Number of Clusters for Support Vector Clustering (SVC)

Muhammed_Fatih_ · June 2020

Dear community,

I applied the SVC approach based on high dimensional data with the default setting (kernel type: radial) and got only one sole cluster as result. This suprised me a lot.

How to set the number of clusters for SVC? In this connection, is there a possibility to evaluate and validate the number of clusters of SVC by a performance operator within RapidMiner?

Thanks in advance for your answers!

Best regards!

Muhammed_Fatih_ · July 2020

Is anybody here who can help in the described issue?

Best regards!

sara20 · July 2020

@Muhammed_Fatih_,

Hello

Please take a screen from the cluster. Did you try Auto Model for that?

Thank you
Sara

Muhammed_Fatih_ · July 2020

Hello @sara20,

Auto model does not provide SVC as I know.

I applied the SVC operator on my high-dimensional database by considering the following parameter setting: minpts=10, gamma=0,005 and p=0,01. And I got the attached cluster:

So which parameter constellation is needed or rather would you propose for high dimensional data? I think this is the elemental question here. Or what do you think?

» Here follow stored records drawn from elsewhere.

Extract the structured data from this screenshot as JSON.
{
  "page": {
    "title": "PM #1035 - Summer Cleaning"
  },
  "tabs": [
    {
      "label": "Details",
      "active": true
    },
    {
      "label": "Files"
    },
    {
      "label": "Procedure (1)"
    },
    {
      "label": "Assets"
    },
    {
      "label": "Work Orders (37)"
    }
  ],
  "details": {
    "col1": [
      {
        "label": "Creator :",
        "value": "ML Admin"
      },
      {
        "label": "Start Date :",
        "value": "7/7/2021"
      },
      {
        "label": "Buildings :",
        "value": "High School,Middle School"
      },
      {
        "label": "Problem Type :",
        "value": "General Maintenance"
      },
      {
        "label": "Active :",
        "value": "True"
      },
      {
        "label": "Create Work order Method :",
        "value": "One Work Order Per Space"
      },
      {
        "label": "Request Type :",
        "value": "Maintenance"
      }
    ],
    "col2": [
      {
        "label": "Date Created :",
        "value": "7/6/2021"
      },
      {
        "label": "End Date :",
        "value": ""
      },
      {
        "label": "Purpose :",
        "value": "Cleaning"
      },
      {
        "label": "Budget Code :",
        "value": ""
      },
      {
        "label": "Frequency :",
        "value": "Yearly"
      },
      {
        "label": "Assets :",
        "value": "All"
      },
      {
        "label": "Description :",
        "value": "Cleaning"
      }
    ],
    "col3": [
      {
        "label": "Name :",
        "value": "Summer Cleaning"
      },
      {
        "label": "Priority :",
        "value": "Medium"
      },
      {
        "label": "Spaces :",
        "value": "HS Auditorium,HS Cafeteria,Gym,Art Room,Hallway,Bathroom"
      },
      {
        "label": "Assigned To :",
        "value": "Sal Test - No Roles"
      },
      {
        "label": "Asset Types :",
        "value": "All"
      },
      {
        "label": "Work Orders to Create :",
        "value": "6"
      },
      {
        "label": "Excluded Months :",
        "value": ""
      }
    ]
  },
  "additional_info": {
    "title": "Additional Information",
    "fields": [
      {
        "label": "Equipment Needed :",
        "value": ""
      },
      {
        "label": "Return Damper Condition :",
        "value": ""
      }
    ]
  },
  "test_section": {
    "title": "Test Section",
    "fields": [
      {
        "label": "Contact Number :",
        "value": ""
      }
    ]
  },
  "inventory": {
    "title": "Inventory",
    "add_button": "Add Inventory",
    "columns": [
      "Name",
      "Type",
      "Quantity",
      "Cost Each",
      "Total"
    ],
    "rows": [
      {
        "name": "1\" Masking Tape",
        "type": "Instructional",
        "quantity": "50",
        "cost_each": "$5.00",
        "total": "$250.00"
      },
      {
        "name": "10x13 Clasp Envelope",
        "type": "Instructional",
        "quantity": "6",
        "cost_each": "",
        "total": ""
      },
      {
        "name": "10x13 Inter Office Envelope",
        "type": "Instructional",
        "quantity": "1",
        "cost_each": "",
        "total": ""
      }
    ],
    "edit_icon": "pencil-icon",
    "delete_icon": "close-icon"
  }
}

I thank you in advance for your feedback!

Best regards!

sara20 · July 2020

@Muhammed_Fatih_

Hello

From my understanding you have 2 clusters, It shows that your data have very similar parts. So from your first text if you have 1 cluster they are very similar with each other but if you have 2 clusters like your screen, RM can divided you data in 2 parts. I think 2 cluster is better than 1. Also if you need to compare clusters with 2 cluster that is possible.
Finally it depends on your work and your data.

I hope this helps
Sara

Telcontar120 · July 2020

There is no way to explicitly set the number of clusters in advance with SVC. The point is to allow the algorithm to detect the correct number of clusters based on the underlying data. You can play with the other ML parameters to see whether that changes the number of clusters found (it usually does). As Sara noted, your results show two clusters now (java counting starts at zero so you have cluster 0 and cluster 1).
If you need to specify the number of clusters in advance, you should try k-means.

Muhammed_Fatih_ · July 2020

Hello @sara20,
hello @Telcontar120

thank you for your interesting feedback! Yes, it is correct that the SVC Clustering detects two clustering groups based on the default operator parameters.

The statement of @Telcontar120 is especially the one I am interested in:

"You can play with the other ML parameters to see whether that changes the number of clusters found (it usually does)."

According to which criteria should these parameter settings be changed? Is it the number of input data which is considered for the clustering process? Which parameters should be changed and in which extent should they be modified? So the question targets more what the parameters do in detail.

I hope this clarification helped to underline the focus of my question. I thank you in advance for your answers!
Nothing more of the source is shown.